There is one aspect per Maximian studies where NL makes his own "splash." It is in his subtitle. NL speaks of a "dialogical reciprocity." This means that God created man in such a way that man has a natural response to God. NL explains this best in contradistinction to later Thomist writers: Man is not simply destined to a "passive" enjoyment of God via the intellect in the beautific vision, but God created man that he would always "be in response" (dia-logos) to the Logos in the eschaton. Not merely the beatific vision, but an active glorification, an ever-moving rest. Incidentally, it is in this chapter that NL interacts with the major works on Aquinas and Maximus in the last century.

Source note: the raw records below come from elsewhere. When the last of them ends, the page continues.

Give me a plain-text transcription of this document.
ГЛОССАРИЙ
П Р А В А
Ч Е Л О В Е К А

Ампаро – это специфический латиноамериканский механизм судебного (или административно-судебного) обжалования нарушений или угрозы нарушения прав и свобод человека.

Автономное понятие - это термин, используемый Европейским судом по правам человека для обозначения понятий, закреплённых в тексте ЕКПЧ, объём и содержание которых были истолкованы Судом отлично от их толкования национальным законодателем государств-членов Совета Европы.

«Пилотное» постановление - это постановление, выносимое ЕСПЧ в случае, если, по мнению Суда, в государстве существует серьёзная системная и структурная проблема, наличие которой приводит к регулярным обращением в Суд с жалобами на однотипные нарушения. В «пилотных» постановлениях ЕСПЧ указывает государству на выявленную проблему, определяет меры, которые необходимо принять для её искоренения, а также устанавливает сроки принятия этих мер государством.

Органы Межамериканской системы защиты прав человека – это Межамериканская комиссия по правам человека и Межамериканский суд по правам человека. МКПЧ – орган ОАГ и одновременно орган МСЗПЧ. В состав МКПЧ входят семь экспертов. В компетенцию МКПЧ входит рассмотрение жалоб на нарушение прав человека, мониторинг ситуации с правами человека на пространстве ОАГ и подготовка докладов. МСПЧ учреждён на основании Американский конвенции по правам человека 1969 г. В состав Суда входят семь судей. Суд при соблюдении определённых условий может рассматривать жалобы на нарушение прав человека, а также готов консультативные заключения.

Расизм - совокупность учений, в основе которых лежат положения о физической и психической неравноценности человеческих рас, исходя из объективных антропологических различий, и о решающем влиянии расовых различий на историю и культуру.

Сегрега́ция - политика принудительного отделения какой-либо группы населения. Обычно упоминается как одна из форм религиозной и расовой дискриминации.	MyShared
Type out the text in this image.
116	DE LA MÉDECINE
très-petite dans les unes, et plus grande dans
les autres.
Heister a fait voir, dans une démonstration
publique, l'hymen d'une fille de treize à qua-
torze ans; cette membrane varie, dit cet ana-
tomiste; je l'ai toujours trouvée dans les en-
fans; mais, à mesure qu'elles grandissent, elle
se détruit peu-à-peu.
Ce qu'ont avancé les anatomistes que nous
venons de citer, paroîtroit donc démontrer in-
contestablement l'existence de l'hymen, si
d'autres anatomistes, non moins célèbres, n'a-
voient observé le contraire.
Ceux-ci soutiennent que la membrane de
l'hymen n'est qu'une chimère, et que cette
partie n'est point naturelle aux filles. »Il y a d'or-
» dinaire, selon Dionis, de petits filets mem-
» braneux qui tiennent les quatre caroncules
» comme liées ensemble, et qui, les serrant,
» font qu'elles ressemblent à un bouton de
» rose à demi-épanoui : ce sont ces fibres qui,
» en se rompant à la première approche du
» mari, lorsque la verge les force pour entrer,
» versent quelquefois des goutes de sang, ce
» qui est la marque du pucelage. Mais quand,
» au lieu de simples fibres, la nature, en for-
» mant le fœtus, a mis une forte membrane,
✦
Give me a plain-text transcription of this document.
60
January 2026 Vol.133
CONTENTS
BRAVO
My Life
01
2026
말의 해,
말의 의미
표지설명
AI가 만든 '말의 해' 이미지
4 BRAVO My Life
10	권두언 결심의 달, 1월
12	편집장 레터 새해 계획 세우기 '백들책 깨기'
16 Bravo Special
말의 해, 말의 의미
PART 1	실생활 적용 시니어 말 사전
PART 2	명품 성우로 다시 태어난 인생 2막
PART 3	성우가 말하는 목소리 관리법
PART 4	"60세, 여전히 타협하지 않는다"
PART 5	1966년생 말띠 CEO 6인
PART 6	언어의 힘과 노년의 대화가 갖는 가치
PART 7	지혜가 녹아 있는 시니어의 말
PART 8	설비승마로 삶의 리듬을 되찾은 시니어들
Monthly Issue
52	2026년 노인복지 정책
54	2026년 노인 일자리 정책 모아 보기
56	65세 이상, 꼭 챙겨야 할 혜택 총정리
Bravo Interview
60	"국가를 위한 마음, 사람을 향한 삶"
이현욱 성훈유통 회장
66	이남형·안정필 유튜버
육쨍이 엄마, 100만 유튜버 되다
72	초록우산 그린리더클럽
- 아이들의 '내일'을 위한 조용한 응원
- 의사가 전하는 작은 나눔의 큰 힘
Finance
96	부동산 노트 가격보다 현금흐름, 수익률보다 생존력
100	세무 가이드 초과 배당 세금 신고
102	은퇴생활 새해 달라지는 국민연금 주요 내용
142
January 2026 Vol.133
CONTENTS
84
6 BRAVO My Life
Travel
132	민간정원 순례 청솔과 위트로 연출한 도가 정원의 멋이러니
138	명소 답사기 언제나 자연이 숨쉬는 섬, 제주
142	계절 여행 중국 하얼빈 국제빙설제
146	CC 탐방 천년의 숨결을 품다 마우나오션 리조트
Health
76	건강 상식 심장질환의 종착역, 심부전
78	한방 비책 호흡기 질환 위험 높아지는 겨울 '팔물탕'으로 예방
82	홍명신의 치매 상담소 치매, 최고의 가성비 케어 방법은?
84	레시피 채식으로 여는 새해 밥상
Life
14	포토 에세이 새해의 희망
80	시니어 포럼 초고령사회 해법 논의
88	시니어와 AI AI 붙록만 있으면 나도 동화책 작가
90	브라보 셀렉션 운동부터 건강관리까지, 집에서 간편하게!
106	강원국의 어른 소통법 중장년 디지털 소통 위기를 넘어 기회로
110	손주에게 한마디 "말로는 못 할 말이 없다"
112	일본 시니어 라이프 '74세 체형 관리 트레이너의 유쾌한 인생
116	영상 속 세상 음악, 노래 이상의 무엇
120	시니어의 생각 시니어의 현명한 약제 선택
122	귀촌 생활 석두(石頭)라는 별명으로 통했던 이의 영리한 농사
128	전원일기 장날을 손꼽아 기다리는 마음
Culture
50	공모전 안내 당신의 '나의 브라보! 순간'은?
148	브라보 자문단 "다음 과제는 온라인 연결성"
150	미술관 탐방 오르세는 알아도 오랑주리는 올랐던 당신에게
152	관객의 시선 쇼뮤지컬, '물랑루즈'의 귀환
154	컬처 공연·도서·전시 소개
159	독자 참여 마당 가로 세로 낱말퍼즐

Conclusion: the book starts off slowly and will put off many readers. The present reviewer is quite familiar with most of the literature on St Maximus (e.g., von Balthasar, Cooper, Bathrellos, Blowers, Louth, and Farrell), yet found the introductory sections of the book difficult to follow. It seemed (at first) that NL was stretching texts to make his thesis (eschatology and Eucharist) fit, and maybe he was. Fortunately, the book is meticulously outlined and easy to follow, once one gets past the first forty pages. I read the book with a notebook, and the outlines made it easy to follow without losing track of the main argument.

Another positive to the book is that NL interacts with most of the current theological and philosophical literature on the topics in the book. He even deals with practical problems raised by the study of St Maximus (thus making him useful, separating him from 90% of academics in the world). The book is good, though there are numerous typographical errors and since the book was translated from Greek, the syntax is occasionally choppy.